Nice work! If I'm not mistaken, the root requires morphological disambiguation, which may change depending on the context/phrase in which the word is observed.
This is an active area of research in Morphologically Rich Languages (MRLs), since this problem also appears in other semitic languages like Hebrew, as well as Turkish. There's a nice body of work to learn from, both with and without neural nets. For example, this paper from 2017 (http://aclweb.org/anthology/D17-1073) uses a neural model for morphological disambiguation. You can see a nice comparison of tools in the recent 2018 Universal Dependencies Shared Task results: http://universaldependencies.org/conll18/results-lemmas.html (look for ar_padt).
If you're looking for training data, the Arabic treebanks in http://universaldependencies.org could help. I think some of them contain surface tokens with lemmas. I'm quite sure they also have roots.
This is exciting to see. I am a Semitic philologist (Ph.D.) now breaking into the IT industry, and this sort of work is on my radar, though mostly with Hebrew and Aramaic. Arabic, being a Semitic language, has a non-linear morphology, which means that extracting the root has to be done by extracting non-inflectional consonants from all possible positions in a word. If you train a NN with full conjugation paradigms, over a data set, it should be able to begin to recognize what the various inflectional morphemes are. In other words, instead of looking for the root, look for everything that is not the root, and the root is what is left over. For example, the NN should be able to recognize that mu-, ya-, ta-, 'āC-, -ā-. -Ct-, -unna, etc. are all inflectional morphemes. It should also begin to recognize the various matres lectionis or letters indicating long vowels just as alif, waw, and ha. (I'm including vowels in my analysis, because I think like a philologist, not a typical reader of Arabic. Using unvowelled text might be more difficult for the NN.) Anyway, these are just some off-the-cuff thoughts. I look forward to digging deeper into your code and methodology sometime soon.
Thanks, that's awesome! I am a software engineer and long time student of Arabic. You're pretty much on the mark with the capabilities of the model at this point. It can recognize the simple morphemes and long vowels but stumbles on more complex constructions. Definitely ping me on GitHub if you have any questions about anything in the repo or if you just want to talk shop about linguistics / data science.
This is an interesting project, although as others have mentioned the space of arabic words is (reasonably) bounded and an explicit parsing approach or something that uses known language data might prove to be more efficient and accurate.
Along those lines, I might be able to provide some useful json (the basis for http://www.arabicreference.com) in case you are interested. I've been meaning to do some fun investigations using this data (e.g. predicting broken plurals, masadir, form I internal vowelling) but haven't yet had time.
Wow, really nice app! I love the simple-yet-highly-responsive interface. I'm definitely going to be sharing this around to my translator friends. Just curious, are you a translator?

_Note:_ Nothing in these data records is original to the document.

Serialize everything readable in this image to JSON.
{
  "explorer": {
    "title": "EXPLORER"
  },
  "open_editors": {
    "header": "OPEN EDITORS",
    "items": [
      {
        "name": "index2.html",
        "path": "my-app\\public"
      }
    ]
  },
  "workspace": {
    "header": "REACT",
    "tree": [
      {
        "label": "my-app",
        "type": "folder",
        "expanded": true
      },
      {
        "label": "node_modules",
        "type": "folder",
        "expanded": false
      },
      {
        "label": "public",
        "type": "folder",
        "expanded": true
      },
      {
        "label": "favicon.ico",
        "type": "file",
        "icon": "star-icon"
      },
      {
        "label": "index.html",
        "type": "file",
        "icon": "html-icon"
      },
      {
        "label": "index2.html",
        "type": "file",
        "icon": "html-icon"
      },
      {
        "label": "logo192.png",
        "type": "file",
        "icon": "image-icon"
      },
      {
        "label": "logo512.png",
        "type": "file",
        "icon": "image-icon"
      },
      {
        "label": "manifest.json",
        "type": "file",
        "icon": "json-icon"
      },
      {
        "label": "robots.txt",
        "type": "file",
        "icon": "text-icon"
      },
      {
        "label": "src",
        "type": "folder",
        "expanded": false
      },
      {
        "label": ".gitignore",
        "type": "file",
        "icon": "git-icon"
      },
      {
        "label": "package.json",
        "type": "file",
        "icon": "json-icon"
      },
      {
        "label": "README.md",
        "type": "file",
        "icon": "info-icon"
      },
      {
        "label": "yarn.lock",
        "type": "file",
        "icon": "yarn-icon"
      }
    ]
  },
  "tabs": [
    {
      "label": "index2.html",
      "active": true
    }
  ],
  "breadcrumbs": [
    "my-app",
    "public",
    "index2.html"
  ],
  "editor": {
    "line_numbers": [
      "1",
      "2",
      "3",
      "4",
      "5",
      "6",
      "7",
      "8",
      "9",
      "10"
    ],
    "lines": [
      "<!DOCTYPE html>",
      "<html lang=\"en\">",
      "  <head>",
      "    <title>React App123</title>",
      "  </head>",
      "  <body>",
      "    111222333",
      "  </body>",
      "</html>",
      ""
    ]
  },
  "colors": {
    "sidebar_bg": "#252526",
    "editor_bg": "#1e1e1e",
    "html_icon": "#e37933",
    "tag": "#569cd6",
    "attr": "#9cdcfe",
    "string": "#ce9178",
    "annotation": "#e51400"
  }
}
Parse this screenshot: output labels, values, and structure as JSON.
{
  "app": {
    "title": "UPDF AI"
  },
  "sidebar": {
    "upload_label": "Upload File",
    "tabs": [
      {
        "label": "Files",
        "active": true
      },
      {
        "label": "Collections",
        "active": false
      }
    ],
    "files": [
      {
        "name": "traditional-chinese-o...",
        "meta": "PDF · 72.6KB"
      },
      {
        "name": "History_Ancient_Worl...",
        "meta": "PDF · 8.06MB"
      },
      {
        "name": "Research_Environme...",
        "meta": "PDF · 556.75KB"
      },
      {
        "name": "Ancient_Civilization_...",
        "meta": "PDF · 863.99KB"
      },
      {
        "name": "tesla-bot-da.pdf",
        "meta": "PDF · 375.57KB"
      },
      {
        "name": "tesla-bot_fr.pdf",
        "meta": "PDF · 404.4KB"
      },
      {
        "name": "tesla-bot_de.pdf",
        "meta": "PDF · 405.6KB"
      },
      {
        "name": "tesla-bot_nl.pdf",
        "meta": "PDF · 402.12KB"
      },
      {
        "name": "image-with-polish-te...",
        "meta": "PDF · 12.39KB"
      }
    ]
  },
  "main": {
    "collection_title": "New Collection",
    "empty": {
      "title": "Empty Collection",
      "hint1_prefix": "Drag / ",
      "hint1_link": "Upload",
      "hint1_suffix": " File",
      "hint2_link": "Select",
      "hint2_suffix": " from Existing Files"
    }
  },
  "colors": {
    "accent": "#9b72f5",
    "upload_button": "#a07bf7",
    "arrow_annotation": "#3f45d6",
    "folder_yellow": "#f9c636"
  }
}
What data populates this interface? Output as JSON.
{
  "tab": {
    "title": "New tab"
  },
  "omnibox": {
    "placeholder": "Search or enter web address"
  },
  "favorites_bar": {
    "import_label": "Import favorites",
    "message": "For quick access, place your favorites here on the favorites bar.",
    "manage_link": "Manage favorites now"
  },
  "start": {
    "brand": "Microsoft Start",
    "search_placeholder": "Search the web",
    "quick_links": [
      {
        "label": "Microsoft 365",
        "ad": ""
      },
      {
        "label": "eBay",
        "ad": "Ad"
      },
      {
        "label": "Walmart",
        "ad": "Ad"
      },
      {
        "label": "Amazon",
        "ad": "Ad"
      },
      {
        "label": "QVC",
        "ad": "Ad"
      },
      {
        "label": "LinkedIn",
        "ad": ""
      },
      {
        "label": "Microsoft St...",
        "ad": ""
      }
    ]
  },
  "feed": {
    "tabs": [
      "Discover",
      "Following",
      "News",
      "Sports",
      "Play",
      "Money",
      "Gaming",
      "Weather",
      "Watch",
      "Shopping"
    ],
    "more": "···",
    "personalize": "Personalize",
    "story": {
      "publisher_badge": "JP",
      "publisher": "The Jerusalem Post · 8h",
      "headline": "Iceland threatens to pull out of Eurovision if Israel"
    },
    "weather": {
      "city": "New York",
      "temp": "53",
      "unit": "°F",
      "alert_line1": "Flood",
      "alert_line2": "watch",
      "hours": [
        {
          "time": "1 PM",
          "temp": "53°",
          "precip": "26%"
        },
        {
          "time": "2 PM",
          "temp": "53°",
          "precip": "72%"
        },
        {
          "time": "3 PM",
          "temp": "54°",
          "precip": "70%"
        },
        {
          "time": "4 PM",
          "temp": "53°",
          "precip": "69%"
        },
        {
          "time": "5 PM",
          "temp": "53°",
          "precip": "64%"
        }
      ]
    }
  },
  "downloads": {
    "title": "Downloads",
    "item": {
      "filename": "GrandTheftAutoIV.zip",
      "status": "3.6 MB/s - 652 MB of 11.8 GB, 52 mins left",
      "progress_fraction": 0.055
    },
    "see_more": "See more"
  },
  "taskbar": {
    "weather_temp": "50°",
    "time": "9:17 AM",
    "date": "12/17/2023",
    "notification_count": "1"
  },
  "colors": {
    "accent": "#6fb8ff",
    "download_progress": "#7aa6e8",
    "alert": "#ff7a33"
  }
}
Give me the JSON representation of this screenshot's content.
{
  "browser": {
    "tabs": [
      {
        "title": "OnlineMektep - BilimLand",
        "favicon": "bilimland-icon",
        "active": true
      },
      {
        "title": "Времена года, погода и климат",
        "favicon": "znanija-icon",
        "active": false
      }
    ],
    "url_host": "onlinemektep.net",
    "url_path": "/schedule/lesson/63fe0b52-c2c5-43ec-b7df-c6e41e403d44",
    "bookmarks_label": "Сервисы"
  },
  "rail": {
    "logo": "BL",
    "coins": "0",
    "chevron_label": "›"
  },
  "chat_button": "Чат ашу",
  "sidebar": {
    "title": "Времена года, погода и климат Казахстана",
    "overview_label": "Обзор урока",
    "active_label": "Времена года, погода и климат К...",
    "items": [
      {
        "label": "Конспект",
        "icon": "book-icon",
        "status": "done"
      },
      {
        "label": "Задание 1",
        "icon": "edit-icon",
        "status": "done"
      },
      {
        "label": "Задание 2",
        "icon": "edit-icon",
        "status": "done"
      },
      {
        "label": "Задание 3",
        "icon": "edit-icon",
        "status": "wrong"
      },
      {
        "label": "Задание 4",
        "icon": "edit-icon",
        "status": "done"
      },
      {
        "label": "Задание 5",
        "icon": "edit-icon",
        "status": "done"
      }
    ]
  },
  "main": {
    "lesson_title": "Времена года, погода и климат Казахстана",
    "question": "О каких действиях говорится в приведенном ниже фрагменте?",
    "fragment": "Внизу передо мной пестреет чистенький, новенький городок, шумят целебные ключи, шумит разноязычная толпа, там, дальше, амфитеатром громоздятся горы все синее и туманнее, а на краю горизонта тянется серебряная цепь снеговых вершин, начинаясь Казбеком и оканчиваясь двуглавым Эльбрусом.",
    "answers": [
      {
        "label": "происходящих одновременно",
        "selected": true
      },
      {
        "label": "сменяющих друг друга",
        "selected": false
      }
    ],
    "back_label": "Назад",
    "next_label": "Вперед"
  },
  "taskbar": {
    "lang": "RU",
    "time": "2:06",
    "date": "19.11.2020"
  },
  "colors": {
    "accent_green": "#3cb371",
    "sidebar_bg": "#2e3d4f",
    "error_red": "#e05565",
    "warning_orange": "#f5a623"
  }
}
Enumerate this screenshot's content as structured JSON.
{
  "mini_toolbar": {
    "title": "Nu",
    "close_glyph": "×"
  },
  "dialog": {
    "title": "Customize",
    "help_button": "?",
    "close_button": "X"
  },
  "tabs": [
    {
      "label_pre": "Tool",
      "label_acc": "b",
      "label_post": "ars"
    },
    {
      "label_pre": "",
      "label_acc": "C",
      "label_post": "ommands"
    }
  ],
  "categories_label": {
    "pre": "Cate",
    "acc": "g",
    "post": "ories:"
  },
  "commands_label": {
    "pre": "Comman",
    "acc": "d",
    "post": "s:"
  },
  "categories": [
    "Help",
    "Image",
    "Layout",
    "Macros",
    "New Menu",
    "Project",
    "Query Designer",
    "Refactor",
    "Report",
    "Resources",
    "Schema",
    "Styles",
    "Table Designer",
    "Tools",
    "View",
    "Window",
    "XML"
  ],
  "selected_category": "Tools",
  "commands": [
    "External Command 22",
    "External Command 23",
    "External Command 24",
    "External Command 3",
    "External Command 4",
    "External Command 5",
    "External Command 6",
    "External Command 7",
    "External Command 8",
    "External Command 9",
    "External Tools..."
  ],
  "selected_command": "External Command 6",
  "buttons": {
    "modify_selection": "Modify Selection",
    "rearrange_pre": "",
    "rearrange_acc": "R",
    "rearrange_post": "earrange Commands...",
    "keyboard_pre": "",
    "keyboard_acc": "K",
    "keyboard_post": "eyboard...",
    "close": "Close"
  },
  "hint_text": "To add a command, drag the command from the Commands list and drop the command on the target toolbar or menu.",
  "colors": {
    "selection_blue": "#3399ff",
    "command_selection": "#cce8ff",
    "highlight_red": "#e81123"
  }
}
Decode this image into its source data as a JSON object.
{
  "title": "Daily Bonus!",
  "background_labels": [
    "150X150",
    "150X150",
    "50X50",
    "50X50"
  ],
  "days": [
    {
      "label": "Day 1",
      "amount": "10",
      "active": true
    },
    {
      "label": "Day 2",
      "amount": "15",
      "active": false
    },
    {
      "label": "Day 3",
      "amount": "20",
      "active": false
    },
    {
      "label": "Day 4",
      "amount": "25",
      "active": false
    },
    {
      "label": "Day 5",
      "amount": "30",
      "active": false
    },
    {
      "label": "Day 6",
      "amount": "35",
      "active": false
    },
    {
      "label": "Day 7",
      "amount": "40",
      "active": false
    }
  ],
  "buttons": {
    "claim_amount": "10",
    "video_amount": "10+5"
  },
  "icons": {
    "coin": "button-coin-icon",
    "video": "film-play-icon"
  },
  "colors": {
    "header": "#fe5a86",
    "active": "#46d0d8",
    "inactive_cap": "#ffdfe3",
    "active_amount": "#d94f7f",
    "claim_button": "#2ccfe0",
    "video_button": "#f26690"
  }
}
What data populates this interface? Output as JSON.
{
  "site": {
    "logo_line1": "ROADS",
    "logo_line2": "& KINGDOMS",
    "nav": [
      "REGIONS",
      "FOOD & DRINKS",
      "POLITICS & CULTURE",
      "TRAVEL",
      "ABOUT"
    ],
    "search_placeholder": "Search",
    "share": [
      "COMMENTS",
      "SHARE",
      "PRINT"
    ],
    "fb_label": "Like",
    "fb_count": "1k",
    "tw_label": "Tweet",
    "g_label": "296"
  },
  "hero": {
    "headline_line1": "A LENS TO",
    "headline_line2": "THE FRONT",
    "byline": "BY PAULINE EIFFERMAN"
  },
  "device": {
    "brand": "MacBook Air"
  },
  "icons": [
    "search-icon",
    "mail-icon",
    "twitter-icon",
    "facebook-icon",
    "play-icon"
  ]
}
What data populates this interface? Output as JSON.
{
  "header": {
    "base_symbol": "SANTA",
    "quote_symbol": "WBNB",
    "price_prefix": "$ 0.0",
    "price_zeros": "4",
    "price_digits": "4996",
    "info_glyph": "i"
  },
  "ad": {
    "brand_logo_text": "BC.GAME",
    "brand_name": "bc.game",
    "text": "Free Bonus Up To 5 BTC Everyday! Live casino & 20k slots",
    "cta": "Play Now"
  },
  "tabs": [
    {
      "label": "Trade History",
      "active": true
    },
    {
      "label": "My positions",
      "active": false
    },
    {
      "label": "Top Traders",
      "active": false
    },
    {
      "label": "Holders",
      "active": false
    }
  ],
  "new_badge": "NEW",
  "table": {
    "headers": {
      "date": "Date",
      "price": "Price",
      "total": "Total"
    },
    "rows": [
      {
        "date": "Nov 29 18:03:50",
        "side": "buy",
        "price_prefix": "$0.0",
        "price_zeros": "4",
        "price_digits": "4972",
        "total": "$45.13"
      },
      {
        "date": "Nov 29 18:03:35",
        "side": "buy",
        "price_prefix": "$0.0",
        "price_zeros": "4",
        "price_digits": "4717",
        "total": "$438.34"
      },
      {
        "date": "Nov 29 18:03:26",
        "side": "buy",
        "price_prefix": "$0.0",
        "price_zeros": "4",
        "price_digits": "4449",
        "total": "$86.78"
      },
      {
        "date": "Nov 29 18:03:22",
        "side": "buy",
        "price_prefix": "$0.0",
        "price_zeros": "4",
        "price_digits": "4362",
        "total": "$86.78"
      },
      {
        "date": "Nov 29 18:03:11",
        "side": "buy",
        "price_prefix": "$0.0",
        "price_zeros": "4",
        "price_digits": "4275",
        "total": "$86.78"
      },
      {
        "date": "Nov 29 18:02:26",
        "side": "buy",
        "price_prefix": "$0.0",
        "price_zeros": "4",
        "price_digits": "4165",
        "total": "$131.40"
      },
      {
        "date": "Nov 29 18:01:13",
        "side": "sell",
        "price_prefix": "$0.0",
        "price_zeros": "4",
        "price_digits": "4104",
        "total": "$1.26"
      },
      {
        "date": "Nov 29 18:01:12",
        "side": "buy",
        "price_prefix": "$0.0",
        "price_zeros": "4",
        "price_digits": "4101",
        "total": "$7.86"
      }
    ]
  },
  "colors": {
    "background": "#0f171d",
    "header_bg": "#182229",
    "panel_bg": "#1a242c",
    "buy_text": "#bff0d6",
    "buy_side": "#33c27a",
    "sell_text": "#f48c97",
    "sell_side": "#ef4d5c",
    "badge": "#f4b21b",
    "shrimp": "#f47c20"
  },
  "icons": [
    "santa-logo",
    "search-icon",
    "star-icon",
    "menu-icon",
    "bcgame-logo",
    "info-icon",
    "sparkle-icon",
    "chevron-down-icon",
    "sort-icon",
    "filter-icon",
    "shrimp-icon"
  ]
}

This is really cool. Interestingly, Bayyinah (www.bayyinah.com) Institute has a site [1] for the opposite problem where you can generate the 10 morphological families from root letters.
Some languages, like Arabic, have "roots" which are used to form words. These roots usually have an abstract or ambiguous meaning. You can take those roots and turn them into words, which have a defined meaning, by using a form, kind of like a template. So one root for example is BDL. The kind of vague meaning is to exchange or replace something. One template you can use is TaXXeeX, with the root letters going in place of the Xs. So this results in the word "tabdeel", which means "an exchange".
So what the NN does is takes as input a word, and tries to find its root. "Tabdeel" was the first input listed, and the output was "BDL".
Oops, I didn't quite understand the question. Yep, inputs are Arabic words represented as Unicode strings, with or without inflection marks (ex. متوسّط), and outputs are a string consisting of 3 or 4 Arabic letters (وسط) or an empty string for "no root".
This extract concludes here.